Internet-delivered cognitive control training as a preventive intervention for remitted depressed patients: Protocol for a randomized controlled trial

BACKGROUND: Preventing recurrence of depression forms an important challenge for current treatments.

Cognitive control impairments often remain present during remission of depression, putting remitted depressed patients at heightened risk for new depressive episodes by disrupting emotion regulation processes.

Importantly, research indicates that cognitive control training targeting working memory functioning shows potential in reducing maladaptive emotion regulation and depressive symptomatology in clinically depressed patients and at-risk student samples.

The current study aims to test the effectiveness of cognitive control training as a preventive intervention in a remitted depressed sample, exploring effects of cognitive control training on rumination and depressive symptomatology, along with indicators of adaptive emotion regulation and functioning.

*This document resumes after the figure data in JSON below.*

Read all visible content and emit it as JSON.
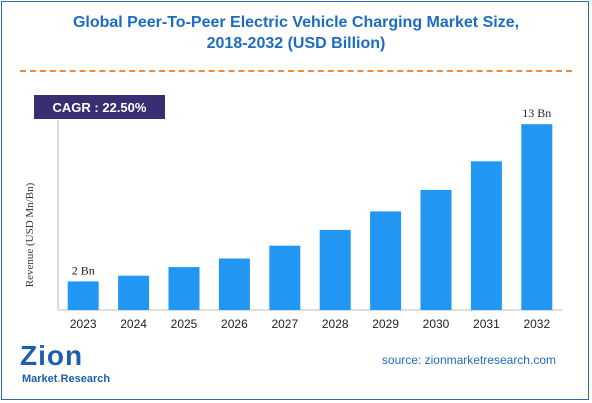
{
  "title_line1": "Global Peer-To-Peer Electric Vehicle Charging Market Size,",
  "title_line2": "2018-2032 (USD Billion)",
  "cagr_label": "CAGR : 22.50%",
  "source": "source: zionmarketresearch.com",
  "logo": {
    "top": "Zion",
    "bottom_left": "Market",
    "bottom_right": "Research"
  },
  "colors": {
    "bar": "#2196f3",
    "title": "#1c6cc4",
    "cagr_bg": "#3a2e73",
    "divider": "#f08a3a"
  },
  "chart_data": {
    "type": "bar",
    "title": "Global Peer-To-Peer Electric Vehicle Charging Market Size, 2018-2032 (USD Billion)",
    "xlabel": "",
    "ylabel": "Revenue (USD Mn/Bn)",
    "categories": [
      "2023",
      "2024",
      "2025",
      "2026",
      "2027",
      "2028",
      "2029",
      "2030",
      "2031",
      "2032"
    ],
    "values": [
      2.0,
      2.4,
      3.0,
      3.6,
      4.5,
      5.6,
      6.9,
      8.4,
      10.4,
      13.0
    ],
    "data_labels": [
      {
        "index": 0,
        "text": "2 Bn"
      },
      {
        "index": 9,
        "text": "13 Bn"
      }
    ],
    "ylim": [
      0,
      14.2
    ],
    "grid": false,
    "legend": "none"
  }
}
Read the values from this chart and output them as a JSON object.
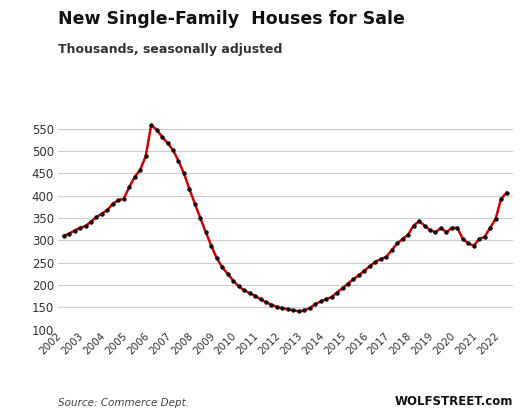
{
  "title": "New Single-Family  Houses for Sale",
  "subtitle": "Thousands, seasonally adjusted",
  "source_left": "Source: Commerce Dept.",
  "source_right": "WOLFSTREET.com",
  "ylim": [
    100,
    580
  ],
  "yticks": [
    100,
    150,
    200,
    250,
    300,
    350,
    400,
    450,
    500,
    550
  ],
  "data": [
    [
      2002.0,
      310
    ],
    [
      2002.25,
      315
    ],
    [
      2002.5,
      322
    ],
    [
      2002.75,
      328
    ],
    [
      2003.0,
      332
    ],
    [
      2003.25,
      342
    ],
    [
      2003.5,
      352
    ],
    [
      2003.75,
      360
    ],
    [
      2004.0,
      368
    ],
    [
      2004.25,
      382
    ],
    [
      2004.5,
      390
    ],
    [
      2004.75,
      393
    ],
    [
      2005.0,
      420
    ],
    [
      2005.25,
      442
    ],
    [
      2005.5,
      458
    ],
    [
      2005.75,
      488
    ],
    [
      2006.0,
      558
    ],
    [
      2006.25,
      548
    ],
    [
      2006.5,
      532
    ],
    [
      2006.75,
      518
    ],
    [
      2007.0,
      502
    ],
    [
      2007.25,
      478
    ],
    [
      2007.5,
      450
    ],
    [
      2007.75,
      415
    ],
    [
      2008.0,
      382
    ],
    [
      2008.25,
      350
    ],
    [
      2008.5,
      318
    ],
    [
      2008.75,
      288
    ],
    [
      2009.0,
      260
    ],
    [
      2009.25,
      240
    ],
    [
      2009.5,
      225
    ],
    [
      2009.75,
      210
    ],
    [
      2010.0,
      197
    ],
    [
      2010.25,
      188
    ],
    [
      2010.5,
      182
    ],
    [
      2010.75,
      176
    ],
    [
      2011.0,
      168
    ],
    [
      2011.25,
      161
    ],
    [
      2011.5,
      156
    ],
    [
      2011.75,
      151
    ],
    [
      2012.0,
      148
    ],
    [
      2012.25,
      146
    ],
    [
      2012.5,
      143
    ],
    [
      2012.75,
      141
    ],
    [
      2013.0,
      143
    ],
    [
      2013.25,
      148
    ],
    [
      2013.5,
      157
    ],
    [
      2013.75,
      163
    ],
    [
      2014.0,
      168
    ],
    [
      2014.25,
      173
    ],
    [
      2014.5,
      183
    ],
    [
      2014.75,
      193
    ],
    [
      2015.0,
      203
    ],
    [
      2015.25,
      213
    ],
    [
      2015.5,
      222
    ],
    [
      2015.75,
      232
    ],
    [
      2016.0,
      242
    ],
    [
      2016.25,
      252
    ],
    [
      2016.5,
      258
    ],
    [
      2016.75,
      263
    ],
    [
      2017.0,
      278
    ],
    [
      2017.25,
      293
    ],
    [
      2017.5,
      303
    ],
    [
      2017.75,
      313
    ],
    [
      2018.0,
      333
    ],
    [
      2018.25,
      343
    ],
    [
      2018.5,
      333
    ],
    [
      2018.75,
      323
    ],
    [
      2019.0,
      318
    ],
    [
      2019.25,
      328
    ],
    [
      2019.5,
      318
    ],
    [
      2019.75,
      328
    ],
    [
      2020.0,
      328
    ],
    [
      2020.25,
      303
    ],
    [
      2020.5,
      293
    ],
    [
      2020.75,
      288
    ],
    [
      2021.0,
      303
    ],
    [
      2021.25,
      308
    ],
    [
      2021.5,
      328
    ],
    [
      2021.75,
      348
    ],
    [
      2022.0,
      393
    ],
    [
      2022.25,
      407
    ]
  ],
  "line_color": "#cc0000",
  "dot_color": "#111111",
  "grid_color": "#cccccc",
  "bg_color": "#ffffff",
  "title_color": "#111111",
  "subtitle_color": "#333333",
  "axis_label_color": "#333333",
  "source_color": "#444444",
  "wolfstreet_color": "#111111"
}
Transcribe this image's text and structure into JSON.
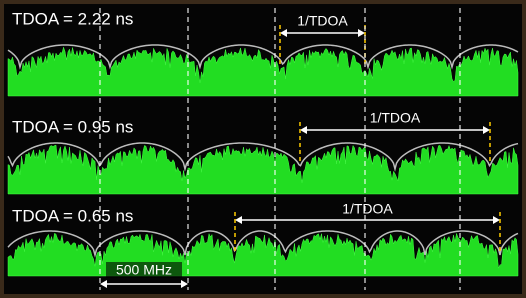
{
  "panels": [
    {
      "label": "TDOA = 2.22 ns",
      "period_label": "1/TDOA"
    },
    {
      "label": "TDOA = 0.95 ns",
      "period_label": "1/TDOA"
    },
    {
      "label": "TDOA = 0.65 ns",
      "period_label": "1/TDOA"
    }
  ],
  "scale_label": "500 MHz"
}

METHODS/DESIGN: We present a double blind randomized controlled design.

Remitted depressed adults will complete 10 online sessions of a cognitive control training targeting working memory functioning or a low cognitive load training (active control condition) over a period of 14 days.

Effects of training on primary outcome measures of rumination and depressive symptomatology will be assessed pre-post training and at three months follow-up, along with secondary outcome measure adaptive emotion regulation.

Long-term effects of cognitive control training on broader indicators of functioning will be assessed at three months follow-up (secondary outcome measures).

DISCUSSION: This study will provide information about the effectiveness of cognitive control training for remitted depressed adults in reducing vulnerability for depression.

Furthermore, this study will address key questions concerning the mechanisms underlying the effects of cognitive control training, will take into account the subjective experience of the patients (including a self-report measure for cognitive functioning), and explore whether these effects extend to broad measures of functioning such as Quality of Life and disability.

TRIAL REGISTRATION: This study is registered with ClinicalTrials.Gov, number NCT02407652.